В следующие дни эта троица еще несколько раз лазала на третий этаж. Они набрали еще вина, отрезы ткани и еще что-то. Так долго продолжаться не могло, так как немцы в любой момент могли обнаружить пропажу вещей и тогда наш побег не удастся. Решаем бежать в следующее воскресенье, предварительно сделав разведку.
И вот в одну из ночей, когда все в казарме уснули, Николай Тимошинов осторожно спустился в лаз. При каждом шорохе внизу мы вздрагивали. Вдруг немецкая охрана что-то услышит! Вслед за Николаем спустились Василий и я. Василию хотелось самому посмотреть путь побега. Спускаться нам было удобно, так как внизу под разобранными досками стояла упакованная в чехлы мебель. На нее-то мы и вставали, спустившись в дыру. Мы убедились, что пристроенная лестница только чуть-чуть была в стороне от окна третьего этажа. А самое главное — на окнах не было решеток! Сразу же мы проверили шпингалеты, легко ли они открываются. Окрыленные успехом, мы, радостные, вылезли обратно и аккуратно заложили лаз досками. Теперь нам осталось только ждать воскресенья. Предвкушая скорое освобождение, мы улеглись на свои нары.

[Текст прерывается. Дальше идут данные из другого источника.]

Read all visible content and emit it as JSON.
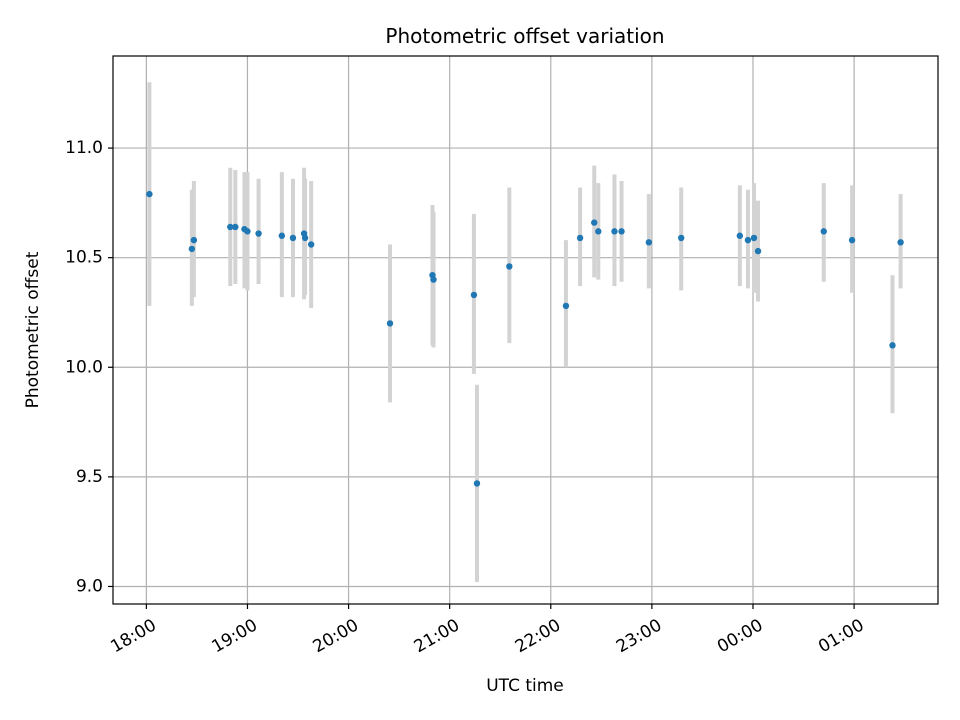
{
  "chart_data": {
    "type": "scatter",
    "title": "Photometric offset variation",
    "xlabel": "UTC time",
    "ylabel": "Photometric offset",
    "x_ticks": [
      "18:00",
      "19:00",
      "20:00",
      "21:00",
      "22:00",
      "23:00",
      "00:00",
      "01:00"
    ],
    "x_tick_hours": [
      0,
      1,
      2,
      3,
      4,
      5,
      6,
      7
    ],
    "x_axis_origin": "18:00",
    "xlim_hours": [
      -0.33,
      7.83
    ],
    "y_ticks": [
      "9.0",
      "9.5",
      "10.0",
      "10.5",
      "11.0"
    ],
    "y_tick_values": [
      9.0,
      9.5,
      10.0,
      10.5,
      11.0
    ],
    "ylim": [
      8.92,
      11.42
    ],
    "grid": true,
    "colors": {
      "marker": "#1f77b4",
      "errorbar": "#d3d3d3",
      "grid": "#b0b0b0"
    },
    "points": [
      {
        "t": 0.03,
        "y": 10.79,
        "lo": 10.28,
        "hi": 11.3
      },
      {
        "t": 0.45,
        "y": 10.54,
        "lo": 10.28,
        "hi": 10.81
      },
      {
        "t": 0.47,
        "y": 10.58,
        "lo": 10.32,
        "hi": 10.85
      },
      {
        "t": 0.83,
        "y": 10.64,
        "lo": 10.37,
        "hi": 10.91
      },
      {
        "t": 0.88,
        "y": 10.64,
        "lo": 10.38,
        "hi": 10.9
      },
      {
        "t": 0.97,
        "y": 10.63,
        "lo": 10.36,
        "hi": 10.89
      },
      {
        "t": 1.0,
        "y": 10.62,
        "lo": 10.35,
        "hi": 10.89
      },
      {
        "t": 1.11,
        "y": 10.61,
        "lo": 10.38,
        "hi": 10.86
      },
      {
        "t": 1.34,
        "y": 10.6,
        "lo": 10.32,
        "hi": 10.89
      },
      {
        "t": 1.45,
        "y": 10.59,
        "lo": 10.32,
        "hi": 10.86
      },
      {
        "t": 1.56,
        "y": 10.61,
        "lo": 10.31,
        "hi": 10.91
      },
      {
        "t": 1.57,
        "y": 10.59,
        "lo": 10.33,
        "hi": 10.86
      },
      {
        "t": 1.63,
        "y": 10.56,
        "lo": 10.27,
        "hi": 10.85
      },
      {
        "t": 2.41,
        "y": 10.2,
        "lo": 9.84,
        "hi": 10.56
      },
      {
        "t": 2.83,
        "y": 10.42,
        "lo": 10.1,
        "hi": 10.74
      },
      {
        "t": 2.84,
        "y": 10.4,
        "lo": 10.09,
        "hi": 10.71
      },
      {
        "t": 3.24,
        "y": 10.33,
        "lo": 9.97,
        "hi": 10.7
      },
      {
        "t": 3.27,
        "y": 9.47,
        "lo": 9.02,
        "hi": 9.92
      },
      {
        "t": 3.59,
        "y": 10.46,
        "lo": 10.11,
        "hi": 10.82
      },
      {
        "t": 4.15,
        "y": 10.28,
        "lo": 10.0,
        "hi": 10.58
      },
      {
        "t": 4.29,
        "y": 10.59,
        "lo": 10.37,
        "hi": 10.82
      },
      {
        "t": 4.43,
        "y": 10.66,
        "lo": 10.41,
        "hi": 10.92
      },
      {
        "t": 4.47,
        "y": 10.62,
        "lo": 10.4,
        "hi": 10.84
      },
      {
        "t": 4.63,
        "y": 10.62,
        "lo": 10.37,
        "hi": 10.88
      },
      {
        "t": 4.7,
        "y": 10.62,
        "lo": 10.39,
        "hi": 10.85
      },
      {
        "t": 4.97,
        "y": 10.57,
        "lo": 10.36,
        "hi": 10.79
      },
      {
        "t": 5.29,
        "y": 10.59,
        "lo": 10.35,
        "hi": 10.82
      },
      {
        "t": 5.87,
        "y": 10.6,
        "lo": 10.37,
        "hi": 10.83
      },
      {
        "t": 5.95,
        "y": 10.58,
        "lo": 10.36,
        "hi": 10.81
      },
      {
        "t": 6.01,
        "y": 10.59,
        "lo": 10.34,
        "hi": 10.84
      },
      {
        "t": 6.05,
        "y": 10.53,
        "lo": 10.3,
        "hi": 10.76
      },
      {
        "t": 6.7,
        "y": 10.62,
        "lo": 10.39,
        "hi": 10.84
      },
      {
        "t": 6.98,
        "y": 10.58,
        "lo": 10.34,
        "hi": 10.83
      },
      {
        "t": 7.38,
        "y": 10.1,
        "lo": 9.79,
        "hi": 10.42
      },
      {
        "t": 7.46,
        "y": 10.57,
        "lo": 10.36,
        "hi": 10.79
      }
    ]
  }
}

Но суббота нам преподнесла неприятный сюрприз. В конце этого дня, на закате, немцы впервые за все время вывели нас, русскую группу, и французов на прогулку перед нашим зданием.
Наслаждаемся последними лучами закатного солнышка и, как можем, беседуем с французскими пленными. Среди них выделяется своей внешностью один, низкорослый, коренастый, с выпуклым лбом лысый француз. Его товарищи прозвали Лениным. Сходство усиливает его рыжеватый цвет волос. Где словом, где жестом выясняем, что группа из трех французов, во главе с «вождем пролетариата», тоже готовит побег. Мы предложили бежать вместе. Но неожиданно получили отказ. Они сослались на то, что мы плохо знаем немецкий язык. Мы, отойдя в сторонку, с тревогой обсудили это сообщение. Если кто-то попытается бежать до нас, то наш побег срывается. Тогда мы решаем бежать сегодня же ночью — другой возможности не будет.